R과 시계열 분석 스터디
Timeseries.practice| 09 Apr 2018R과 시계열 분석 스터디
@(심규민)[R, Arima, Holtwinters, STL, TBATS]
library('ggplot2')
library('forecast')
library('tseries')
library('dplyr')
dt= read.csv('C:\\Studying\\nextop_engine\\_element\\data\\rawdata.csv', header= TRUE)
dt$ds= as.Date(dt$ds)
#Deleting Sat/Sun data
dt$wkds= weekdays(dt$ds)
dt= dt %>% filter(wkds != "토요일" & wkds!= "일요일")
ggplot(dt, aes(ds, y_sum)) + geom_line()
#Using Data Cleansing
count_ts= ts(dt[, c('y_sum')])
count_ts= tsclean(count_ts)
dt$cleansed_y_sum= count_ts
ggplot(dt, aes(ds, cleansed_y_sum)) + geom_line()

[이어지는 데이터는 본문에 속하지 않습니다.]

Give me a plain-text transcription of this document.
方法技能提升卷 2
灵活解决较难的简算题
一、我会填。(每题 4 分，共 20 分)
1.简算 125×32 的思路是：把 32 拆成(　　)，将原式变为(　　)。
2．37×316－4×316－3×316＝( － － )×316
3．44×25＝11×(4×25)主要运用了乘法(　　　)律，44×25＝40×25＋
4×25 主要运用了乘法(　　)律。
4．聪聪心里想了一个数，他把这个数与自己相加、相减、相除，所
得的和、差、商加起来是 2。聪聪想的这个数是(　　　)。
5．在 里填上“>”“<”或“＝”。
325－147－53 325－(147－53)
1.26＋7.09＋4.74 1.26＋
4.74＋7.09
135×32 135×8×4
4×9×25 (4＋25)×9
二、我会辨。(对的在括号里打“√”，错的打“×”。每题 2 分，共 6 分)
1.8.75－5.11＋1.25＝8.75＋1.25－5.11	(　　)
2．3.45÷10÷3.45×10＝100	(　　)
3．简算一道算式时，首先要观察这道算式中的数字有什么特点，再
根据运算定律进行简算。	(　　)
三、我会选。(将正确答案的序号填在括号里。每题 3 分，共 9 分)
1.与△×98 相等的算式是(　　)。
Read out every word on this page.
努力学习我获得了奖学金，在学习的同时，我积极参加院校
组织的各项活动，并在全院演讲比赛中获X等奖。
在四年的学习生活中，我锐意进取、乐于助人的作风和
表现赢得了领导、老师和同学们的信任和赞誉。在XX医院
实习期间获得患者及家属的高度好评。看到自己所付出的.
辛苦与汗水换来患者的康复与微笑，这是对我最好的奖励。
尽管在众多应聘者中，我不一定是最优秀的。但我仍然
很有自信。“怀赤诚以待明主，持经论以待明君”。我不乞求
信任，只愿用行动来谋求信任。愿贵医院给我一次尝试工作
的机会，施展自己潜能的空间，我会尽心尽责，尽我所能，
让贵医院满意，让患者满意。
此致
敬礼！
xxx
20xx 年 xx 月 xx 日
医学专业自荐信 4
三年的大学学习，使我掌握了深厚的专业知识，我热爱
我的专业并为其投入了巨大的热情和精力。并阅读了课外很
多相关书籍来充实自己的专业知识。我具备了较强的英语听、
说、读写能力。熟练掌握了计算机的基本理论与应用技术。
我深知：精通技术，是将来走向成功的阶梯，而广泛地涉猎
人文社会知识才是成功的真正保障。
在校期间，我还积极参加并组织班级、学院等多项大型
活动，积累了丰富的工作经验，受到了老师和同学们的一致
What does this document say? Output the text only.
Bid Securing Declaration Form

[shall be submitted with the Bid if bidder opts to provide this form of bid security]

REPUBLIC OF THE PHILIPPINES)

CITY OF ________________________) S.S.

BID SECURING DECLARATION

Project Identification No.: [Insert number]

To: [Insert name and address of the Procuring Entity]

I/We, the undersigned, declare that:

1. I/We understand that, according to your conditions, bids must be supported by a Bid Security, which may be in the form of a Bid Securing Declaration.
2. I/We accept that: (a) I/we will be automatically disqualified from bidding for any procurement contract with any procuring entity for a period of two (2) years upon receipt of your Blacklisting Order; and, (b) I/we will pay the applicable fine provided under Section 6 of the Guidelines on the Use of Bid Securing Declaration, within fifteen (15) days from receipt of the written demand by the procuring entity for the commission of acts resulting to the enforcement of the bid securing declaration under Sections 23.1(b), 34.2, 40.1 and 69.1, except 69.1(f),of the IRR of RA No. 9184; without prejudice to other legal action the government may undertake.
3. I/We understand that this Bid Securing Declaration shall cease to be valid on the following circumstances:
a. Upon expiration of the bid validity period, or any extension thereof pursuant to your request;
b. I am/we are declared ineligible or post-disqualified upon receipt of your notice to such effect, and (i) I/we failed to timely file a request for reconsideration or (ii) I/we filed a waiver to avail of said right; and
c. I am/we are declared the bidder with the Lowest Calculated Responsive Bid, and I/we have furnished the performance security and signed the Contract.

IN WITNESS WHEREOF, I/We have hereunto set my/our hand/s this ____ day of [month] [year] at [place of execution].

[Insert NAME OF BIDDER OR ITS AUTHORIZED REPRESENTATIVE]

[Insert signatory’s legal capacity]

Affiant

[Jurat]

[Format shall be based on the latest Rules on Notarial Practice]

adf.test(dt$cleansed_y_sum, alternative = "stationary")
# Already stationary enough: p-value= 0.01
#plot Acf/Pacf
Acf(dt$cleansed_y_sum, main= '')
Pacf(dt$cleansed_y_sum, main='')
#Take test data(as `30 days)
compare_hold= window(dt$cleansed_y_sum, start= 2036)
compare_log_hold= window(log(dt$cleansed_y_sum), start= 2036)
#Use Arima/Seasonal Arima
arima_fit= auto.arima(dt$cleansed_y_sum[0:-30], seasonal= FALSE)
arima_log_fit= auto.arima(log(dt$cleansed_y_sum[0:-30]), seasonal = FALSE)
sarima_fit= auto.arima(dt$cleansed_y_sum[0:-30], seasonal= TRUE)
sarima_log_fit= auto.arima(log(dt$cleansed_y_sum[0:-30]), seasonal = TRUE)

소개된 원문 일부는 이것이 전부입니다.